3ware 9500S-8 SATA RAID Controller Review

We resume testing multi-channel SATA-RAID controller cards. Today we are going to introduce to you a not very new, but certainly revolutionary solution from 3ware – 3ware 9500S-8 controller. Find out what is so revolutionary about it from our detailed review!

by Alexander Yuriev
08/06/2006 | 09:25 AM

We resume testing multi-channel SATA-RAID controller cards. Today we are going to introduce to you a not very new, but certainly revolutionary solution from 3ware – 3ware 9500S-8 controller. It truly deserves the “revolutionary” title. It is for the first time in many years that 3ware used a replaceable SDRAM module with ECC support instead of a few megabytes of SRAM. The controller cache-memory has finally become comparable with the summary of cache buffer memory of the hard disk drives that can be attached to the controller.

The 9000-series of 3ware controllers, just like the previous product line-ups, consists of solutions supporting 4, 8 and 12 HDDs respectively. As usual we decided to take the medium model for our tests.

The increase in the controller’s cache memory size should definitely have its positive effect on the controller performance under high workloads. Moreover, the manufacturer claims that 3ware 9500S-8 can demonstrate up to 400MB/s read speed and up to 100MB/s write speed in RAID5 array. Of course, we couldn’t help checking out these results on our own.

Closer Look

As we have already mentioned, 3ware 9500S-8 controller can support up to 8 Serial ATA.150 devices. It allows building the arrays of the following types: 0, 1, 5, 10, 50 and JBOD. It features 64bit PCI bus working at 66MHz to connect to the system. As for the cache memory, the controller is equipped with 128MB SDRAM with ECC support by default, however, it can be upgraded to 256MB.

This is our today’s hero:

Like all other eight-channel 3ware controllers, 3ware 9500S-8 boasts the traditional compact (Half-length) design, when the SATA connectors are placed in two layers. The front side of the controller card is almost completely covered with all sorts of microchips starting with the actual controller chip and finishing with the memory and BIOS chips. However, the developers did a great job on the overall layout of the electronic components and even moved some of them on the reverse side of the PCB, so there appears enough room for additional four SATA connectors and corresponding chips of the 12-port model.

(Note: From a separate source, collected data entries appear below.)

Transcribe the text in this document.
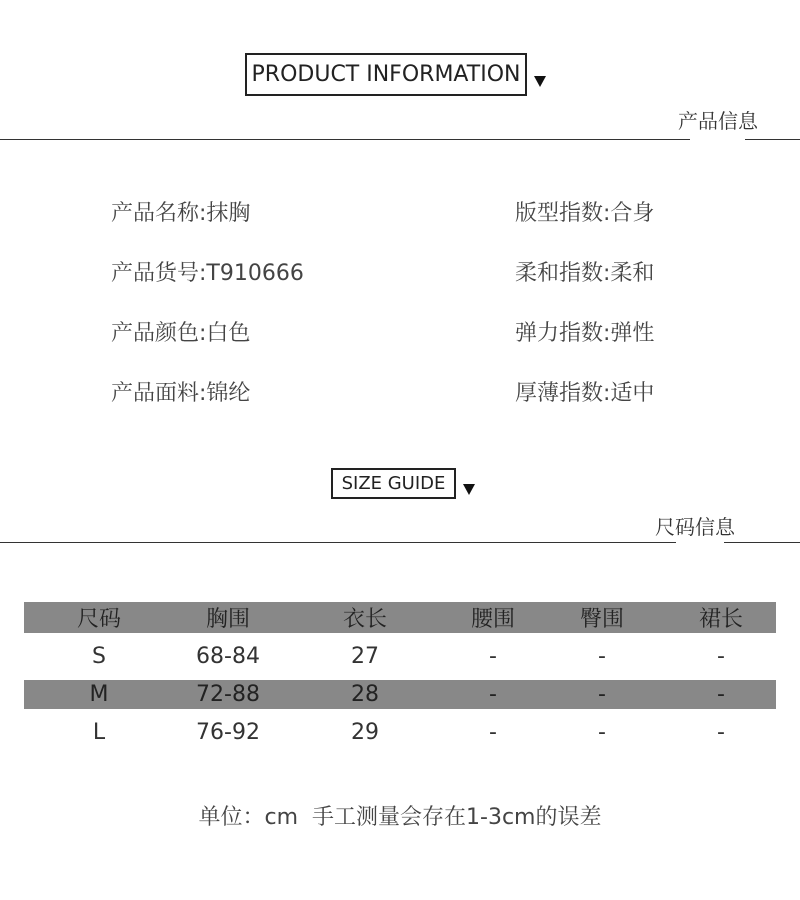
PRODUCT INFORMATION
产品信息
产品名称:抹胸
产品货号:T910666
产品颜色:白色
产品面料:锦纶
版型指数:合身
柔和指数:柔和
弹力指数:弹性
厚薄指数:适中
SIZE GUIDE
尺码信息
尺码	胸围	衣长	腰围	臀围	裙长
S	68-84	27	-	-	-
M	72-88	28	-	-	-
L	76-92	29	-	-	-
单位：cm  手工测量会存在1-3cm的误差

Here are the major controller specifications for your reference:

As usual, the 3ware controller left a very favorable impression. Let’s find out if it remains the same after the test session.


Testbed and Methods

Our testbed was configured as follows:

We tested the controller in Intel IOMeter 2003.02.15. We used FileServer and WebServer patterns in our Intel IOMeter tests.

These patterns are intended for measuring the performance of the disk subsystem under workload typical of file- and web- servers.

We also use the WorkStation pattern, created by Sergey Romanov (a.k.a. GReY). It is based on the statistical data about the disk subsystem workload as given in the StorageReview Testbed 3 description. The statistical data for the NTFS5 file system are gathered in three operational modes: Office, Hi-End and Boot-up.

This pattern shows how well the controller performs in a typical Windows environment.

Lastly, we checked out the controller’s ability to process sequential read/write requests of variable size and its performance in the DataBase pattern, which loads the disk subsystem with SQL-like requests.

Our controller was tested with the firmware version 9.02 and the drivers from 2.4.1.40 set. To control the array status and synchronize the arrays we resorted to 3DM Disk Management tool.

The controller was installed into the PCI-X/133MHz slot (although it only supports PCI32 66MHz).

WD740GD (Raptor2) hard disk drives were installed into the default baskets of the SC5200 case and were fastened with four screws at the bottom of the drive.

During our test session we enabled the lazy writing for our hard drives. We changed the controller lazy write options (WriteBack and WriteThrough) as needed.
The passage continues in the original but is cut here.